Bei chronischem Durchfall bleibt die Ursache oft unklar. Wie eine neue Studie zeigt, hat möglicherweise ein bisher kaum bekanntes Darmhormon einen maßgeblichen Einfluss.
Ein Forschungsteam um Dr. Chris Bannon vom Institute of Metabolic Science der University of Cambridge hat untersucht, welche Rolle das Darmhormon INSL5 bei chronischem Durchfall spielt, der durch eine Malabsorption von Gallensäuren entsteht. Die Ergebnisse sind in dem Fachmagazin „Gut“ veröffentlicht.
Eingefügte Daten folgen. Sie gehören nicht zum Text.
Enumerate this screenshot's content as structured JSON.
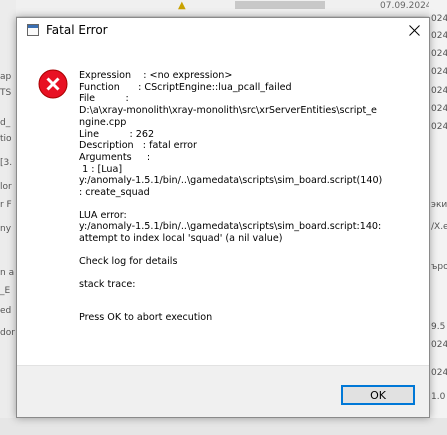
{
  "background": {
    "left_fragments": [
      "ap",
      "TS",
      "d_",
      "tio",
      "[3.",
      "lor",
      "r F",
      "ny",
      "n a",
      "_E",
      "ed",
      "dor"
    ],
    "right_fragments": [
      "024",
      "024",
      "024",
      "024",
      "024",
      "024",
      "024",
      "эки",
      "/X.e",
      "ърог",
      "9.5",
      "024",
      "024",
      "1.0"
    ],
    "top_date": "07.09.2024"
  },
  "dialog": {
    "title": "Fatal Error",
    "close_label": "×",
    "message_lines": [
      "Expression    : <no expression>",
      "Function      : CScriptEngine::lua_pcall_failed",
      "File          :",
      "D:\\a\\xray-monolith\\xray-monolith\\src\\xrServerEntities\\script_e",
      "ngine.cpp",
      "Line          : 262",
      "Description   : fatal error",
      "Arguments     :",
      " 1 : [Lua]",
      "y:/anomaly-1.5.1/bin/..\\gamedata\\scripts\\sim_board.script(140)",
      ": create_squad",
      "",
      "LUA error:",
      "y:/anomaly-1.5.1/bin/..\\gamedata\\scripts\\sim_board.script:140:",
      "attempt to index local 'squad' (a nil value)",
      "",
      "Check log for details",
      "",
      "stack trace:",
      "",
      "",
      "Press OK to abort execution"
    ],
    "ok_label": "OK"
  },
  "colors": {
    "error_red": "#e81123",
    "accent_blue": "#0078d7"
  }
}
Durchfall durch Gallensäure-Malabsorption
Chronische Durchfälle werden bisher häufig dem Reizdarmsyndrom zugeschrieben, weil es keine Routine-Labortests gibt, die eine weitere Differenzierung ermöglichen. Doch in vielen Fällen handelt es sich um eine unerkannte Gallensäure-Malabsorption, erläutern die Forschenden.
Laut den Fachleuten werden bei rund einem Prozent der Bevölkerung Gallensäuren nicht wie üblich im Dünndarm recycelt, sondern in den Dickdarm gespült. Die aggressiven Gallensäuren gelangen in den Dickdarm, reizen die Schleimhaut und können Inkontinenz-Attacken beziehungsweise chronischen Durchfall auslösen, so das Forschungsteam.
Welchen Einfluss hat INSL5?
Aus früheren Untersuchungen an Tieren sei zudem bekannt, dass Gallensäuren das Hormon INSL5 aus Zellen am Ende des Darms freisetzen. Ob dieses Hormon auch beim Menschen eine Rolle spielt, überprüften die Forschenden nun anhand verschiedener Datenreihen.
Beispielsweise hatte ein Team der University of Adelaide Freiwilligen Gallensäuren per Einlauf verabreicht, um das Sättigungshormon GLP-1 zu untersuchen. Dabei kam es unerwartet zu kurzfristigem Durchfall. Und die nun ausgewerteten Proben zeigen, dass parallel auch INSL5 stark anstieg.
Bei Gesunden kaum INSL5 nachweisbar
Ein Vergleich der Blut- und Stuhlproben von gesunden Personen und Personen mit bestätigter Gallensäure-Diarrhö (Daten des Imperial College London) ergab zudem, dass bei Gesunden INSL5 kaum vorhanden ist, während bei den Teilnehmenden mit chronischem Durchfall die Spiegel deutlich erhöht waren und besonders hohe INSL5-Werte mit besonders flüssigem Stuhl korrelierten.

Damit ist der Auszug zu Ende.